Cosa è cambiato, fuori e dentro di te, più di tutto da quella sera?
«A parte il cambiamento nel fisico che mi costerà altri dolori e sacrifici - per i quali, voglio dirlo, sono preparato come non mai - posso dire che il Gaetano di prima è morto e sepolto. Ora c'è un altro Gaetano. Molto diverso».

Nel senso?
«Prima di tutto questo la mia vita erano gli amici. Li chiamavo fratelli. Erano il mio mondo. Ora non più. Nessuno si è fatto avanti. Nessuno mi ha cercato. Nessuno ha pianto per essermi fratello nel dolore. Persino la mia città, Sant'Antimo, ha mostrato il suo vero volto. Anzi la nuca, visto che tutti hanno girato la testa da un'altra parte. Forse non conoscono il significato della solidarietà, ma quello dell'omertà lo conoscono bene».

Ti hanno deluso.
«Tutti. Ma in questo mare di disperazione ho riscoperto la mia famiglia. I miei genitori, che pure sono separati, sono stati dei giganti. Come tutti i miei familiari. Si sono caricati sulle spalle un peso che forse io non sopporterei. E la famiglia il vero porto sicuro. Lo dico ai miei coetanei, che vivono in posti dove puoi morire per una sciocchezza. Come è capitato a Simone Frascogna, che aveva appena 19 anni ed è stato ucciso a coltellate la sera del 3 novembre a Casalnuovo. Ci penso tutte le notti e prego per lui. Viviamo in un territorio, in una società in cui io, che non sono morto ma ho perso le gambe, mi devo sentire fortunato. Ma scherziamo?».

Cosa ricordi di quella sera?
«Ho due brutti ricordi e non so quale mi fa più male dentro. Partiamo da quello che mi brucia ancora e che mi ha marchiato per sempre perché non riesco a spiegarmelo. Mentre mi trovavo in balia di quegli aguzzini, e sentivo il caldo del sangue che usciva sulle mie gambe, e che contrastava con un freddo mortale che mi aveva assalito, cercavo con lo sguardo il mio amico, anzi di più, visto che lo consideravo un vero fratello. Era lì immobile, mentre venivo massacrato. Ho cercato di rialzarmi. Niente. Ma non ho mai creduto che fosse arrivata la mia fine. Ho tentato di alzarmi di nuovo. Cercavo disperatamente di correre via, a casa mia. Un incubo che mi ha abbandonato solo perché sono svenuto. Ma quel fratello e il suo immobilismo mi hanno spezzato il cuore. Mi chiedi se ho pregato, quella sera? No. Ma non perché non credo in Dio, è che a quell'età Dio te lo dimentichi. Come la famiglia. Ora qualche volta ci penso e gli chiedo: perché?».

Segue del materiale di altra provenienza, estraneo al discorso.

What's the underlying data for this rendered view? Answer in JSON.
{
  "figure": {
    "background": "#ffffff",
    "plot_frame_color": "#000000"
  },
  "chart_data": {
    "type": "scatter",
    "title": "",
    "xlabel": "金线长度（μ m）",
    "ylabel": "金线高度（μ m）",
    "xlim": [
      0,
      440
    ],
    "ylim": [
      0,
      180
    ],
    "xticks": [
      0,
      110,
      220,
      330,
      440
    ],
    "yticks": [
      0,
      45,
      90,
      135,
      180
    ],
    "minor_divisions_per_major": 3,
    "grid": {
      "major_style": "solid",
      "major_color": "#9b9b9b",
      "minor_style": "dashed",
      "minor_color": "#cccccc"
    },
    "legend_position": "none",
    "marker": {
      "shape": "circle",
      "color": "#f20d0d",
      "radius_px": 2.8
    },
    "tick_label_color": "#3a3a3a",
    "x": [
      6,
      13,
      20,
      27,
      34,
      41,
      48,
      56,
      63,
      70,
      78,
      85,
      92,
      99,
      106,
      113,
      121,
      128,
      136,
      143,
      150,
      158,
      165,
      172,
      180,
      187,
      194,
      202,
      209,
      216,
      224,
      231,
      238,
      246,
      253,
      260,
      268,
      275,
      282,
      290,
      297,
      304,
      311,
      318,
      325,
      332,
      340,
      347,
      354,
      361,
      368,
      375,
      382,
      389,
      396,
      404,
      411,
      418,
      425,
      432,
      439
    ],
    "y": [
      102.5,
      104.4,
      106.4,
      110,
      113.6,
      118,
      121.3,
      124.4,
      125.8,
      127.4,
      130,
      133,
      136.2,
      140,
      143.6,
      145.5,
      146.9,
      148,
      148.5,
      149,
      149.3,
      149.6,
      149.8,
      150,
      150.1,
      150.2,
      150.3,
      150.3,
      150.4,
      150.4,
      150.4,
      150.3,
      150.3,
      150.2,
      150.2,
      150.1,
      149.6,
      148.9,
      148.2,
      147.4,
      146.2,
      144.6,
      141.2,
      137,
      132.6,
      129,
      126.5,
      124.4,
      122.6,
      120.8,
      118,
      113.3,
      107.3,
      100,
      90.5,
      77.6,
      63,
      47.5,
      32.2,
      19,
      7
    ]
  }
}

E ai tuoi aggressori, ci pensi?
«Non cerco vendette né punizioni del tipo occhio per occhio. Voglio, pretendo, esigo che venga fatta giustizia. Domando: è giustizia questa? Mi hanno spiegato che è la legge. E allora ci sono leggi che permettono a chi compie questi scempi di essere comunque liberi. Io trascorrerò il Natale in ospedale, loro a casa, con le loro belle famiglie».

Per questo la tua famiglia ha lanciato un appello al presidente Sergio Mattarella.
«Sì, e anche io dico: signor Presidente, tutto questo è giusto? Vorrei che lui, che è il presidente di tutti gli italiani, anche di quelli che vivono a Sant'Antimo, intervenisse. La giustizia aiuta, dà speranza».

Cosa farà Gaetano da grande?
«Imparerò a correre con le protesi. Correre, sì, voglio tornare a vivere con normalità. Poi voglio aiutare il mio fratellino, che ora ha sette anni e che voglio cresca in un futuro migliore. E poi un viaggio. E voglio impegnarmi con tutte le mie forze affinché quello che è accaduto a me non debba mai più ripetersi: mostrerò con orgoglio le mie cicatrici, che valgono più di mille parole».